The daylong event behind the main center at 2704 Lower Cincinnatus Road, featured the same farmers’ market that runs every Saturday combined with musical acts — folk musician Lynn Koch of Marathon and the Old Timers’ Band from Cortland — as well as a free book table and vendors selling arts and crafts, fresh produce, fresh vegetables, jams and jellies, apple fritters, doughnuts, cider, baked goods, hot dogs and a big pot of chili.

And artisanal slime, courtesy of Cadence Gerrard, 12, and Leah Stith, 12, both of Cincinnatus, who mixed up their own batches for sale. They were also selling do-it-yourself kits — Borax, they said, is the magic ingredient. By 10 a.m. Saturday, they had sold two 4-ounce slime containers and one DIY kit.

“We just got glue, and we got colors, and we just mixed them together,” Stith said. This was their second year selling slime at the fundraiser.

Gerrard’s favorite variety was lollipop — a rainbow-colored slime she made by layering different colored slimes next to each other.

Walter and Patti Zering were enjoying the sunshine and the food.
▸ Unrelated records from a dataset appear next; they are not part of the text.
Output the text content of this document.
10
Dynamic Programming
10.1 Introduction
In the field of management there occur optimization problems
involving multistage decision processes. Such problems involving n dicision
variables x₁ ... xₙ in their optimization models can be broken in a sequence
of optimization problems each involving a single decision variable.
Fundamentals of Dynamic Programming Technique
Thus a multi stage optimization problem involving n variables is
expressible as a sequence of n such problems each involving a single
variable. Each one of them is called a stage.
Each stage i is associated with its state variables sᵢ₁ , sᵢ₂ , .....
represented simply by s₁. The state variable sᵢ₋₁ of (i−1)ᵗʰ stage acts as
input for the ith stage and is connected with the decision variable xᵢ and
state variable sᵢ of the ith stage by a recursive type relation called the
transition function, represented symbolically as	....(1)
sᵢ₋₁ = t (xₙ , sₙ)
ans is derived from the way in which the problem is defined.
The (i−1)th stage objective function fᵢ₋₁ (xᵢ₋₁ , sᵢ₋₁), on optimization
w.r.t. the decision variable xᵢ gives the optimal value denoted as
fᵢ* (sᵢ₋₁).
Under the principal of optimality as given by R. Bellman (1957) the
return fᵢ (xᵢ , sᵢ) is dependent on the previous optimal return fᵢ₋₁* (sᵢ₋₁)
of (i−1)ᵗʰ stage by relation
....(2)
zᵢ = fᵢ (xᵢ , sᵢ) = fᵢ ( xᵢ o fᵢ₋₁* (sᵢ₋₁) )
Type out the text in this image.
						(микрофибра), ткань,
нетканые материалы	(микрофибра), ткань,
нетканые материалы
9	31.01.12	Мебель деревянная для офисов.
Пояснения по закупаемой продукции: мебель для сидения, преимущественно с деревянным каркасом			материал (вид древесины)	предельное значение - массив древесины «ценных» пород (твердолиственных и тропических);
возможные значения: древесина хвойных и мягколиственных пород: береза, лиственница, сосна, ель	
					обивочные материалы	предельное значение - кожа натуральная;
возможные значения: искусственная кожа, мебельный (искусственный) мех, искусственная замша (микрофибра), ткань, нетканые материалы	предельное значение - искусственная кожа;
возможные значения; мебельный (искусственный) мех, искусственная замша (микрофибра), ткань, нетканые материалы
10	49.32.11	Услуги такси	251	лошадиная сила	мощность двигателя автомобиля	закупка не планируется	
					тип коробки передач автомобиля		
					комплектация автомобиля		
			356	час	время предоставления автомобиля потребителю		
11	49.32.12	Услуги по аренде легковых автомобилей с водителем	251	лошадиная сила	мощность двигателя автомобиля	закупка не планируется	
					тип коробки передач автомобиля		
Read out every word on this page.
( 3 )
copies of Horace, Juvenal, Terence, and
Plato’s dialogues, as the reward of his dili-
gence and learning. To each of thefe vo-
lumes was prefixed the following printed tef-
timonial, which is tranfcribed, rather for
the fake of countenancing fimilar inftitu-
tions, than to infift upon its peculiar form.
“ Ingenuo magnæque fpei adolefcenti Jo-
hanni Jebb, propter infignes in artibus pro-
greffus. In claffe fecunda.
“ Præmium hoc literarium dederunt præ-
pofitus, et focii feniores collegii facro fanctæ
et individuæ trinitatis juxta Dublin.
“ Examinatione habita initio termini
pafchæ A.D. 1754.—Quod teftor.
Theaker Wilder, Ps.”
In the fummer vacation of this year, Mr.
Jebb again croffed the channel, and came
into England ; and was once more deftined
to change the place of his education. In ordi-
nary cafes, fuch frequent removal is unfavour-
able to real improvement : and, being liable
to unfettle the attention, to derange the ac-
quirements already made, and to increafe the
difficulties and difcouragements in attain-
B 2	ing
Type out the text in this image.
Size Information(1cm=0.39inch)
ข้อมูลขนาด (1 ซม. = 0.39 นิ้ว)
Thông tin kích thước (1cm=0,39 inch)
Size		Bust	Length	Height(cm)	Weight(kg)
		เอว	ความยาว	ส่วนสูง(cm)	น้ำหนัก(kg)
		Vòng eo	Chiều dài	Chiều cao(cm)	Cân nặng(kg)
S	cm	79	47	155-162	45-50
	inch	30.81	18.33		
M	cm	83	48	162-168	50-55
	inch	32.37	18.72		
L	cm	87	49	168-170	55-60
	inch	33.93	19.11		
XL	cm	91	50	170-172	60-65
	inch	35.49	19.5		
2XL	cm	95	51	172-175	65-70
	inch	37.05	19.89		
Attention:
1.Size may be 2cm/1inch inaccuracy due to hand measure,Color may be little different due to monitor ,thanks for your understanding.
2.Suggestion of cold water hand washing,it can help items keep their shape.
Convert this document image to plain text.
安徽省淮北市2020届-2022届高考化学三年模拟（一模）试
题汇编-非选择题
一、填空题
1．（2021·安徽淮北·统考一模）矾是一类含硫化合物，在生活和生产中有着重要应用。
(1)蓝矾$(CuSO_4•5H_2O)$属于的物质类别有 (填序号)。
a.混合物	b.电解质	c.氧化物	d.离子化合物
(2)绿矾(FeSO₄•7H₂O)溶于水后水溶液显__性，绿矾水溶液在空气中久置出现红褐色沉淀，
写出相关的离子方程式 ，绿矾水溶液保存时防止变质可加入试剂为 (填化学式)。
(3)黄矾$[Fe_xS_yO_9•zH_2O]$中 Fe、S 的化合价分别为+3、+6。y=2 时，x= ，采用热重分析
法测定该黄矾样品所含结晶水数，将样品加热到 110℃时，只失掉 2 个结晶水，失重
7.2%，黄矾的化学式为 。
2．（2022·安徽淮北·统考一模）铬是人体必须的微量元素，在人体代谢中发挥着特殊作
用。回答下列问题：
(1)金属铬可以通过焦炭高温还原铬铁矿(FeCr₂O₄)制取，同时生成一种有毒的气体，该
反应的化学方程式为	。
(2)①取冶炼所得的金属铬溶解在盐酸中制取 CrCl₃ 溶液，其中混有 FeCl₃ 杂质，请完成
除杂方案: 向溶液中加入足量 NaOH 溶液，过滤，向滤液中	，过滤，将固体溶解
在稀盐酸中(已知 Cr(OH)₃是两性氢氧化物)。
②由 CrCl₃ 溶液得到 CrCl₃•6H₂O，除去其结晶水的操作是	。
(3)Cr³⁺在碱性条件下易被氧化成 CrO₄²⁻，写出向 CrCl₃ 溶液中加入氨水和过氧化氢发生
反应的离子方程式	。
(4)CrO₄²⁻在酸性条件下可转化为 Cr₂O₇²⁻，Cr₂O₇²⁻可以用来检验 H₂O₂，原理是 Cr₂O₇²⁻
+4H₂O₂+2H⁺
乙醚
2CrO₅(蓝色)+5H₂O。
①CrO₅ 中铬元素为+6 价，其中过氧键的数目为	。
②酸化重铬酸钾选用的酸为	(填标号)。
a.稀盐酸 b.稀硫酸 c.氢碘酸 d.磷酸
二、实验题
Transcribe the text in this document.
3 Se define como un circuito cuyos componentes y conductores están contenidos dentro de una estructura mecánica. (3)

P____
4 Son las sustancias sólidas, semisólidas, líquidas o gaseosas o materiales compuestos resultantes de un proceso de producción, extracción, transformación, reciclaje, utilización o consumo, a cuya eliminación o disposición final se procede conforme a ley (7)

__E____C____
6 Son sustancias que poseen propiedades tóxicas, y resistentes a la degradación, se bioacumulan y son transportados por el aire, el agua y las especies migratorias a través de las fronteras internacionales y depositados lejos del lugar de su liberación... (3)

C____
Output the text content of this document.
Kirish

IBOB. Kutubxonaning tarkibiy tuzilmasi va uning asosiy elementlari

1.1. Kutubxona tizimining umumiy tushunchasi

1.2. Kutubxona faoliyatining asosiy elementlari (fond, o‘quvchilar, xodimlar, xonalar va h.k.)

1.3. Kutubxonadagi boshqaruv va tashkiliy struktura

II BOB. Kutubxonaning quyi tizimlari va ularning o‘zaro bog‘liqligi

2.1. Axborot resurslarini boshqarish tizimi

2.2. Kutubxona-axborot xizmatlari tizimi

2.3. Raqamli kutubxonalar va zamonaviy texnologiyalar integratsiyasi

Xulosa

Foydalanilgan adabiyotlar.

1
Normally, they sit on the farmer’s side of the table at the weekly farmers’ markets, but their season is over, and Saturday they were just there for the food and the entertainment.

“It’s kind of nice not having to do business and relax,” Walter said. “And it’s a beautiful day — couldn’t ask for better.”

And he couldn’t ask for better luck. He put down a few bucks early and managed to win a pecan pie, which he would get to later. In the meantime, he had apples to eat and cider to drink.

At the free book table, Lukas Allen, 5, and Hunter Ellerson, 6, made out like bandits. They quickly looted the table for all books on snakes and reptiles.

“I really like snakes, and lizards too, even though one bit me down in Florida,” Hunter said.

Joanne Brown-Garringer, executive director of Cortland Chenango Rural Services, said the annual event “was kind of our community thank you.”

Saturday was the start of a fundraising campaign that will run through the end of January, she said.

Money raised supports programs the 33-year-old center runs, including a food pantry and a thrift store. The center also puts together packages of non-perishable food that it sends to the local schools, where they are distributed every Friday to kids who sign up. Last year, about 50 kids received weekly packages.

The center also distributes free school supplies, and also serves as a hub for health services, such as a mobile mental health clinic that visits weekly, a diabetes support group, and a new Alzheimer’s support group that will start in January.

“I don’t consider it a job. I consider it serving the community,” Brown-Garringer said. “We do our part to ease people’s burdens, I guess.”